Sphingomonas Infections Arising from Hospital Plumbing Fixtures

Abstract Background Following a rise in nosocomial infections due to Sphingomonas, a waterborne Gram-negative organism, we undertook an epidemiological investigation to identify possible sources and develop a remediation strategy. Methods We analyzed Sphingomonas isolates from 30 inpatients in the past 11 years, and we reviewed each patient’s chart. We collected swabs of faucets, water samples, and free and total chlorine levels from rooms of Sphingomonas patients from 2016, using unrelated rooms as controls. Water samples and chlorine levels were collected from hospital pipes. Swabs were placed into 1 mL TSB and cultured to sheep blood agar. Isolates were identified by MALDI-TOF MS. Water samples were tested via membrane filtration (500 mL) and spread plate method (1 mL). Patient and environmental Sphingomonas isolates underwent whole genome sequencing, and were analyzed with Mash and Snippy for overall genomic sequence and single-nucleotide polymorphisms comparisons, respectively, to assess relatedness.
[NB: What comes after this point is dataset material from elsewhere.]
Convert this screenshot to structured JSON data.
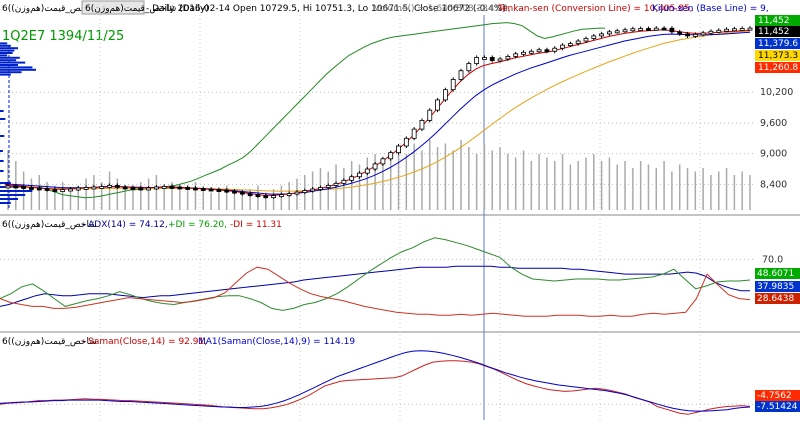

Results Of 27 faucets examined, 59% grew Sphingomonas spp., and 33% grew highly-resistant S. koreensis. Of 21 water samples, 76% grew Sphingomonas spp., and 48% grew S. koreensis. Sequence analysis demonstrated strong genetic similarity among S. koreensis clinical isolates from the past 11 years and recent faucet and water isolates. One patient’s S. koreensis isolate was genetically related to isolates from faucets in his room. Sphingomonas did not grow from samples collected from municipal water or some of the far upstream water pipes within the hospital. Free chlorine levels were extremely low in hot water, leading to a program of flushing in order to restore and maintain adequate levels. Among 7 contaminated faucets that were replaced, 3 became recolonized within 4 weeks, and continued to grow Sphingomonas from water. Conclusion Investigation and genome sequencing suggest long-standing S. koreensis colonization within the hospital plumbing system that has served as a reservoir for sporadic infections among immunosuppressed patients. Remediation of Sphingomonas plumbing contamination is an ongoing challenge guided by few published data. Hospital water must be rendered safe for even the most immunosuppressed patients. Disclosures All authors: No reported disclosures.